Moody’s pegs GDP at 7.2 per cent in 2024

‘From macro perspective, economy is in sweet spot, with growth and moderating inflation’
For representational purposes
For representational purposes
Updated on
2 min read

CHENNAI: Despite many beginning to re-relook at their growth forecasts— unlike the Reserve Bank which has been sticking its neck out with the 7.2% growth this fiscal, global rating agency Moody’s has upped its calendar year 2024 GDP outlook to 7.2%, saying “the Indian economy is in a sweet spot, with a mix of solid growth and moderating inflation.” The agency has also pegged its 2025 growth 6.6% and 6.5% in the next.

The forecast comes amid the likely heightened trade wars and resultant tension with the return of Donald Trump as the next US president who had said would slap higher duties on Chinese and Indian imports to the tune of 40% and 20%, respectively.

In its global macro outlook 2025-26 released on Friday, the agency said the real GDP grew 6.7% year-on-year in June quarter, driven by a revival in household consumption, robust investment and strong manufacturing activity and high-frequency indicators, including expanding manufacturing and services PMIs, robust credit growth and consumer optimism, signal steady economic momentum in the rest of the year.

“Indeed, from a macroeconomic perspective, the Indian economy is in a sweet spot, with the mix of solid growth and moderating inflation. We forecast 7.2% growth for calendar year 2024, followed by 6.6% in 2025 and 6.5% in 2026,” Moody’s said.

The report said household consumption is poised to grow (though every report, including those by RBI point to a serious slackening in urban markets), fuelled by increased spending during the ongoing festive season and a sustained pickup in rural demand on the back of an improved agricultural outlook.

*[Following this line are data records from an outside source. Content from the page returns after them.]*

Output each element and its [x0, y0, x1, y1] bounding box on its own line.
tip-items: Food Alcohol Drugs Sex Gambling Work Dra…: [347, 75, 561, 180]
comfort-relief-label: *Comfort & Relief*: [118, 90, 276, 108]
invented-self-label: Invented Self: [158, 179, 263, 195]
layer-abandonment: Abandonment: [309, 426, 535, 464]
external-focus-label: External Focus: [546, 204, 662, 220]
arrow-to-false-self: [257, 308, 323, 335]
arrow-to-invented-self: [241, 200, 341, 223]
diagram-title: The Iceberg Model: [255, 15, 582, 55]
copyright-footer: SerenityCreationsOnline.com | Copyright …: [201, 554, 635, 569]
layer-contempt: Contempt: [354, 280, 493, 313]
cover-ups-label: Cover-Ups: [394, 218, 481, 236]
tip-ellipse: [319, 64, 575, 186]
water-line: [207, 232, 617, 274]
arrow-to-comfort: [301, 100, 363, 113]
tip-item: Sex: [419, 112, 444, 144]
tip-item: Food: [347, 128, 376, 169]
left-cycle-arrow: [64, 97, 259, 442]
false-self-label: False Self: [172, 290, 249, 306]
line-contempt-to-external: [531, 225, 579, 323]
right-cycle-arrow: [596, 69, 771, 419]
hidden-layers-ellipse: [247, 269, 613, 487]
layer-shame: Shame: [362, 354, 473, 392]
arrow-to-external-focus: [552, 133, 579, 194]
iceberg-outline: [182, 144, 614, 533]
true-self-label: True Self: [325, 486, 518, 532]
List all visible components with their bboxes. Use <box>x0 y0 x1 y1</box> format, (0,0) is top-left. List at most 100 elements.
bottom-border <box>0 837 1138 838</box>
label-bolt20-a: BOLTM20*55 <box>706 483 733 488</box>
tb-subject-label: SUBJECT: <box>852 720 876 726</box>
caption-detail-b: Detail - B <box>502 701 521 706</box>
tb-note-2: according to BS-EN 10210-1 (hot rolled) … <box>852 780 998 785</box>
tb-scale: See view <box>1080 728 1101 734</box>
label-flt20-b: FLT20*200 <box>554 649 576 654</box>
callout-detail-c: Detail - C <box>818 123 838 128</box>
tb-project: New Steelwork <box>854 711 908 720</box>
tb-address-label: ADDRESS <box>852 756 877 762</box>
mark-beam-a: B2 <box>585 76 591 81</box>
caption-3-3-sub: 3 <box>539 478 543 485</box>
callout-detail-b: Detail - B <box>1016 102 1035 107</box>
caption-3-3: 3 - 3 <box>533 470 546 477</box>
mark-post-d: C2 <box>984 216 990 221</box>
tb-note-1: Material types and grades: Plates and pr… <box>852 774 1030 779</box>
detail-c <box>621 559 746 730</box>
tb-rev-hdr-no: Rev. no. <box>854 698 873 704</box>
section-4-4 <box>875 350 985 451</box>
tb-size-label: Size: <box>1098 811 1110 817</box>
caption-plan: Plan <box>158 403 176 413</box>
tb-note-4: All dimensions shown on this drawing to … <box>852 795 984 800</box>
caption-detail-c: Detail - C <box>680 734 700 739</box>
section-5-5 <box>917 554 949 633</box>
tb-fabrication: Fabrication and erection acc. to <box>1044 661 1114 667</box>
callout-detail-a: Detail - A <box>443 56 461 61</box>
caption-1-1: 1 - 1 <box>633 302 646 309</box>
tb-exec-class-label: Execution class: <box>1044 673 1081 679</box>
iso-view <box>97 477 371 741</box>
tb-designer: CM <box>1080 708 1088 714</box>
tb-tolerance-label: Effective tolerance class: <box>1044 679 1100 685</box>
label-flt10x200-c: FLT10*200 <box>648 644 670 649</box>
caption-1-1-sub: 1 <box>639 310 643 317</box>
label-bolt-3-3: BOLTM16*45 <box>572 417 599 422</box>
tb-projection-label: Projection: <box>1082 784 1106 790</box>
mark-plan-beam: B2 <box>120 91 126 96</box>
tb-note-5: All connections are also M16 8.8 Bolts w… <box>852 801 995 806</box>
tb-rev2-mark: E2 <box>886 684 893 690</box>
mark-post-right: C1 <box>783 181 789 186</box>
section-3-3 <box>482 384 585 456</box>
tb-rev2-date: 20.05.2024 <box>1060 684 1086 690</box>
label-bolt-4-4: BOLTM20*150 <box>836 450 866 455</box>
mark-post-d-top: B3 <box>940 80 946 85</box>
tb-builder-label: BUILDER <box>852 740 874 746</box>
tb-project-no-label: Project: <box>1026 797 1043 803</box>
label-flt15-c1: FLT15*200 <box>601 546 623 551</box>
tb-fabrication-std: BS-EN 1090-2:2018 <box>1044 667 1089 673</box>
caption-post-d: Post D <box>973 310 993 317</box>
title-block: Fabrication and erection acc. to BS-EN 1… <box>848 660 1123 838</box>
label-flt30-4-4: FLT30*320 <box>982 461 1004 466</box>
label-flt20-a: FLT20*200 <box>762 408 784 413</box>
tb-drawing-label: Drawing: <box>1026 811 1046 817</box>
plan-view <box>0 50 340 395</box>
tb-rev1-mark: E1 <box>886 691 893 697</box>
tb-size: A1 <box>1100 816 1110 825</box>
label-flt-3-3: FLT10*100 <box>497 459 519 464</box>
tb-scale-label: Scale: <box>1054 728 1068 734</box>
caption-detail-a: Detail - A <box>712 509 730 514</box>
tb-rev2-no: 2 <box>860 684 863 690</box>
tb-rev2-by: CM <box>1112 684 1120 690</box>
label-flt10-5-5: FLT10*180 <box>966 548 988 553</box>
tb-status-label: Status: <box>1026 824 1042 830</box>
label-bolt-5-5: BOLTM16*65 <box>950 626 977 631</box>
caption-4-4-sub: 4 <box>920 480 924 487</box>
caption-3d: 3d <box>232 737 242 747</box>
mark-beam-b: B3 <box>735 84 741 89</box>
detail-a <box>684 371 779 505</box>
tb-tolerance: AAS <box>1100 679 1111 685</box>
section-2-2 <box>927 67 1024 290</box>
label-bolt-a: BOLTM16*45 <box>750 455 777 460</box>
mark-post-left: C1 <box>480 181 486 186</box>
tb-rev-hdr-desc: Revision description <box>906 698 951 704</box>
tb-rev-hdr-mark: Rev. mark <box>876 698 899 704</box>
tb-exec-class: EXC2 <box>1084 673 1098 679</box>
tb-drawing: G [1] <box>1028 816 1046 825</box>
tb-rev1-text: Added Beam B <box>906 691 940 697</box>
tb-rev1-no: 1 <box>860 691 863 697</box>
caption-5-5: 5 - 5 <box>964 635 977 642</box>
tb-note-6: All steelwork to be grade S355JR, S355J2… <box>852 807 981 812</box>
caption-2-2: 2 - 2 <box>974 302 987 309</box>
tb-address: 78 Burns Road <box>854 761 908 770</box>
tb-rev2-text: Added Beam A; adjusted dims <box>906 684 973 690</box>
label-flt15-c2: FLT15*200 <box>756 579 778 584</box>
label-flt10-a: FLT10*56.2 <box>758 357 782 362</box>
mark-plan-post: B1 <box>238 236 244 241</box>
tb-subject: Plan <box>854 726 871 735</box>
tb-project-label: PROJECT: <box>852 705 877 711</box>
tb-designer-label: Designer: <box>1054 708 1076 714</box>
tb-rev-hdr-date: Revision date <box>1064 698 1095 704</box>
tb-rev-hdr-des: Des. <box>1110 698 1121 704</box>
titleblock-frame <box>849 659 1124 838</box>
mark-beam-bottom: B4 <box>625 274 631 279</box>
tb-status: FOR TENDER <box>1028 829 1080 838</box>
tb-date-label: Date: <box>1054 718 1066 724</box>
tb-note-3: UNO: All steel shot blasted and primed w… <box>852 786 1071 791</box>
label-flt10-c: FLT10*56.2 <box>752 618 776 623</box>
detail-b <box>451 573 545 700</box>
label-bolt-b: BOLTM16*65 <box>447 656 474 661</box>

Additionally, rising capacity utilisation, upbeat business sentiment and government’s continued thrust on infra spending should support private investment. “Sound economic fundamentals, including healthy corporate and bank balance-sheets, a stronger external position, and ample forex reserves also bode well for the growth outlook,” it added.

On inflation hitting a 14-month high of 6.2% in October, the report said, “despite the near-term uptick, inflation should moderate toward the RBI’s target in the coming months as food prices ease amid higher sowing and adequate food grain buffer stocks.”

As per Crisil, GDP is anticipated to adjust to 6.8% in FY25, compared to FY24, where it was on a rapid growth trajectory of 8.2%. This slowdown is expected on account of higher interest rates (the cost of borrowing money) and stricter lending rules, according to the rating agency Credit Rating Information Services of India Limited (CRISIL).